Rede zum Haushaltsgesetz 2019 (Epl 07) für den Bereich Wirtschaft und Energie

Herr Präsident! Liebe Kolleginnen und Kollegen! Meine sehr verehrten Damen und Herren! Wir haben jetzt das Jahr 2018. Ich habe mir mal die Mühe gemacht und einfach zehn Jahre zurückgeblickt. Vor zehn Jahren hatten wir auch diese Haushaltsdebatte; damals war es der 19. September, also fast exakt zehn Jahre zurück. Damals hieß der Wirtschaftsminister Michael Glos, und er hat Folgendes gesagt:

Meine sehr verehrten Damen und Herren! Zuerst die gute Nachricht: Die deutschen Sparer müssen nicht um ihr Geld bangen; die Sicherungseinrichtungen der deutschen Banken sind nach wie vor intakt. Wir sind derzeit in einer Banken- und Finanzmarktkrise ..., mit denen unsere Generation noch nie konfrontiert war.

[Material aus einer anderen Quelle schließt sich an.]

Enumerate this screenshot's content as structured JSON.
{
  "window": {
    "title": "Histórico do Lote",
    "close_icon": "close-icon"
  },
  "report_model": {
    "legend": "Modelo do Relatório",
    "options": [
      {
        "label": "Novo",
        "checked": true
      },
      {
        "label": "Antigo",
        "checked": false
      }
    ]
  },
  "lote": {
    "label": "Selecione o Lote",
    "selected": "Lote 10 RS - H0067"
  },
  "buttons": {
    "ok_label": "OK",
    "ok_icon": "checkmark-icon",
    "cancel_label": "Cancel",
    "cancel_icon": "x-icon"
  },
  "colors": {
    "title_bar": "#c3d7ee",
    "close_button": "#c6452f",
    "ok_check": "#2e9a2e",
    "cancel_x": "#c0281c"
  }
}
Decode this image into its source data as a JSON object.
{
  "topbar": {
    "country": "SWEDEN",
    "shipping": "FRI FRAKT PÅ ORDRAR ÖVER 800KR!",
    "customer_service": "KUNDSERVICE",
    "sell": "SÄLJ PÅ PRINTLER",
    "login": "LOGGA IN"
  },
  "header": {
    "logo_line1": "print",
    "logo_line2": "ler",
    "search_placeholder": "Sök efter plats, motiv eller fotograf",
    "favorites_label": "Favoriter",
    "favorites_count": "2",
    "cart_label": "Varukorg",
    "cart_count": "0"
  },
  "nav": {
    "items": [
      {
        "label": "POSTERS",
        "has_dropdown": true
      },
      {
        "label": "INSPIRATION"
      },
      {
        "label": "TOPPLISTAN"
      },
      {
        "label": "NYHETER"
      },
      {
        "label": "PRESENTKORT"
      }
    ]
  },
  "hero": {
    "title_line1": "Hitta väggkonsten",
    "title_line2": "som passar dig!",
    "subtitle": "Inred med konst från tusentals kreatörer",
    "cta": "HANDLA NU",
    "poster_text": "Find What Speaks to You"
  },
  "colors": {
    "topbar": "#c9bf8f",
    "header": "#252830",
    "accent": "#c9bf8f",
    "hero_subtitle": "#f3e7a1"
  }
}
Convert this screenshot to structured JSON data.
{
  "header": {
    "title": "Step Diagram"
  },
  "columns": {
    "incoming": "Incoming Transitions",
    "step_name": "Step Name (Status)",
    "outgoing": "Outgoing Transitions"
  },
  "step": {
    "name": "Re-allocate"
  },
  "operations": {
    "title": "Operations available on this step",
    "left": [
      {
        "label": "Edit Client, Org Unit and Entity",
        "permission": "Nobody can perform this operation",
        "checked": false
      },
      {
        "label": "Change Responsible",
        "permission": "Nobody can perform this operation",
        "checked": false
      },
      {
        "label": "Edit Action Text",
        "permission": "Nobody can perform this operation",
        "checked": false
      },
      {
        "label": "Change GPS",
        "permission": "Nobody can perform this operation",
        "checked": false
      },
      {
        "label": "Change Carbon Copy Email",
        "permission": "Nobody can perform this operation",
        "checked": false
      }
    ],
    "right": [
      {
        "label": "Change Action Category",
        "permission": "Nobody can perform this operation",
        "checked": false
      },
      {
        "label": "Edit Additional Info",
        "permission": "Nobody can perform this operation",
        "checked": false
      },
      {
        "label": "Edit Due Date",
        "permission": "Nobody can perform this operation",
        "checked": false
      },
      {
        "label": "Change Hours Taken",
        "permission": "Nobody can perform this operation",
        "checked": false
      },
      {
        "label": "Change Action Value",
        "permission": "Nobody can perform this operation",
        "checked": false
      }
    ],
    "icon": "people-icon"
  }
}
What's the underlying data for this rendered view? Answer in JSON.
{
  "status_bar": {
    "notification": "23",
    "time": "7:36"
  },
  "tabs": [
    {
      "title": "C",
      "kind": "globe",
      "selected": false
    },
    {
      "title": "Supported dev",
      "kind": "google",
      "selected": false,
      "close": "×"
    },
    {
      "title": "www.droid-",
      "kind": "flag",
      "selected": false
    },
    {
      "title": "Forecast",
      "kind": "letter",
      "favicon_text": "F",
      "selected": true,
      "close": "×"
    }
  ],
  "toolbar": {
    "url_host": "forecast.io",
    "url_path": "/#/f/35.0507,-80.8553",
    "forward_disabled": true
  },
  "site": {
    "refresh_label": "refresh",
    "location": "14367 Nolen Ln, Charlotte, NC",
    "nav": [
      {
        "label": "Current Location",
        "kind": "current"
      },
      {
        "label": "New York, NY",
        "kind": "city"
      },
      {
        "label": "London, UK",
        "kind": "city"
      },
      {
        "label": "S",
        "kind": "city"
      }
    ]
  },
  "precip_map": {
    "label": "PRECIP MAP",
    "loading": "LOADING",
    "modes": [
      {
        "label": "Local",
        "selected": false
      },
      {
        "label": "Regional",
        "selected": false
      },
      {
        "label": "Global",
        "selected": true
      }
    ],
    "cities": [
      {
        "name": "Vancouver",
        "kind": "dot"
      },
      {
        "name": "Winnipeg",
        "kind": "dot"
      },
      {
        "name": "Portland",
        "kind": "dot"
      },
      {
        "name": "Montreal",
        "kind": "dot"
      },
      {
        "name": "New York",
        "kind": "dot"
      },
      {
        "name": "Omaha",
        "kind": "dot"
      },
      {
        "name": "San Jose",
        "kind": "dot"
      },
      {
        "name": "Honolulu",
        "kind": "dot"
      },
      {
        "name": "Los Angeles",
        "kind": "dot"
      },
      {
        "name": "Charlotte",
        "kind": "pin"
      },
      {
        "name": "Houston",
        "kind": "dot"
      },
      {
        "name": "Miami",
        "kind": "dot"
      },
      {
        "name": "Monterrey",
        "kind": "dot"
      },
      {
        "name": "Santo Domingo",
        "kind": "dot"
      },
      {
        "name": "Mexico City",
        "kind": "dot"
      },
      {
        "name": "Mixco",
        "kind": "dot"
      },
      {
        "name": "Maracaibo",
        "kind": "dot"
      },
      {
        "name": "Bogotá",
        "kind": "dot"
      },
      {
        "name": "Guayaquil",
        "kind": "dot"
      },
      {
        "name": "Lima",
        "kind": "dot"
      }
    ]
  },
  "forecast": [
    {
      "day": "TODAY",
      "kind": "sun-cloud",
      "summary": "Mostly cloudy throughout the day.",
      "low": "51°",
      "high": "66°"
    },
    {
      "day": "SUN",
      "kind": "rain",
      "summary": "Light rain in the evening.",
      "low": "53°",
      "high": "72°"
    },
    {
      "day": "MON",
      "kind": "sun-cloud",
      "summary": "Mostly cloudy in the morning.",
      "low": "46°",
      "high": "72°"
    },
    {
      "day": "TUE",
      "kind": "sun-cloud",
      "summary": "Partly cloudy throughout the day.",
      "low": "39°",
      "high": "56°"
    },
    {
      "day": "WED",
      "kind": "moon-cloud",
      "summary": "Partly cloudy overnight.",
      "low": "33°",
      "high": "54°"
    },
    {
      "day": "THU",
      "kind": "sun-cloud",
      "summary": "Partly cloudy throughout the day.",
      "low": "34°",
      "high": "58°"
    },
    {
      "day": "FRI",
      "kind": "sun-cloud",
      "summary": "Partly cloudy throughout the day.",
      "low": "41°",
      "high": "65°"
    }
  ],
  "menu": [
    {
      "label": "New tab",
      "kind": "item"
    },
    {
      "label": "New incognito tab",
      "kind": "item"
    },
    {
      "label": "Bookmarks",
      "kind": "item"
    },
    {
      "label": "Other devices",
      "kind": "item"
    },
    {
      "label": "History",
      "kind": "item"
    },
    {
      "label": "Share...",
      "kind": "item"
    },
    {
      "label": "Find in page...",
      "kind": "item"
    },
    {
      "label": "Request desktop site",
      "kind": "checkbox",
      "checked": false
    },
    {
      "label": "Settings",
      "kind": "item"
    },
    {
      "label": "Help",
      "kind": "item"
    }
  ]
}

Wenn man den Bundestagsabgeordneten damals gesagt hätte, wie heute die Kapazitätsauslastung in der Industrie, der Auftragseingang, der ifo-Geschäftsklimaindex, die Arbeitslosigkeit und das Potenzialwachstum sind, und wenn man ihnen gesagt hätte, was eben der Kollege Bartol, finde ich, eindrucksvoll auf den Punkt gebracht hat, nämlich wie es unserer Wirtschaft im Moment geht, dann hätten die gesagt: Ihr habt den Schuss nicht gehört.

Lieber Kollege Münz von der AfD – ganz sachliche Intervention –, Sie sagen zu Recht: Die Niedrigzinspolitik ist nicht gut, und sie gibt natürlich auch dem Bundeshaushalt Rückenwind. – Das stimmt. Gleichzeitig stimmt es aber nicht, wenn Sie sagen, dass diese Nullzinspolitik Ursache für das jetzige Wachstum ist. Das wäre ja ein Schlag ins Gesicht der arbeitenden Menschen in Deutschland, des Mittelstandes, des dualen Ausbildungssystems, des Industriestandortes Deutschland und der Tarifautonomie. Der Grund, warum es uns gut geht, ist, dass dieses Land in den letzten Jahrzehnten so „gefahren“ ist, wie wir es erlebt haben. Auch durch die arbeitenden Menschen in Deutschland haben wir heute eine Wirtschaftsstruktur, die so gut ist wie seit 10, 20, 30 Jahren nicht mehr. Ja, liebe FDP, Herr Klein, wir müssen uns heute Gedanken machen, was wir tun müssen, damit es uns in 10, 15 Jahren immer noch gut geht. Aber diese Zusammenhänge zu ignorieren, hat nichts mit sachlicher, volkswirtschaftlicher Verantwortung zu tun. Deswegen: Das ist unsere Leistung, und darauf können wir auch ein bisschen stolz sein. Im Jahre 2008 hätte niemand mit der heutigen Situation gerechnet.

(Beifall bei der CDU/CSU sowie des Abg. Sören Bartol [SPD])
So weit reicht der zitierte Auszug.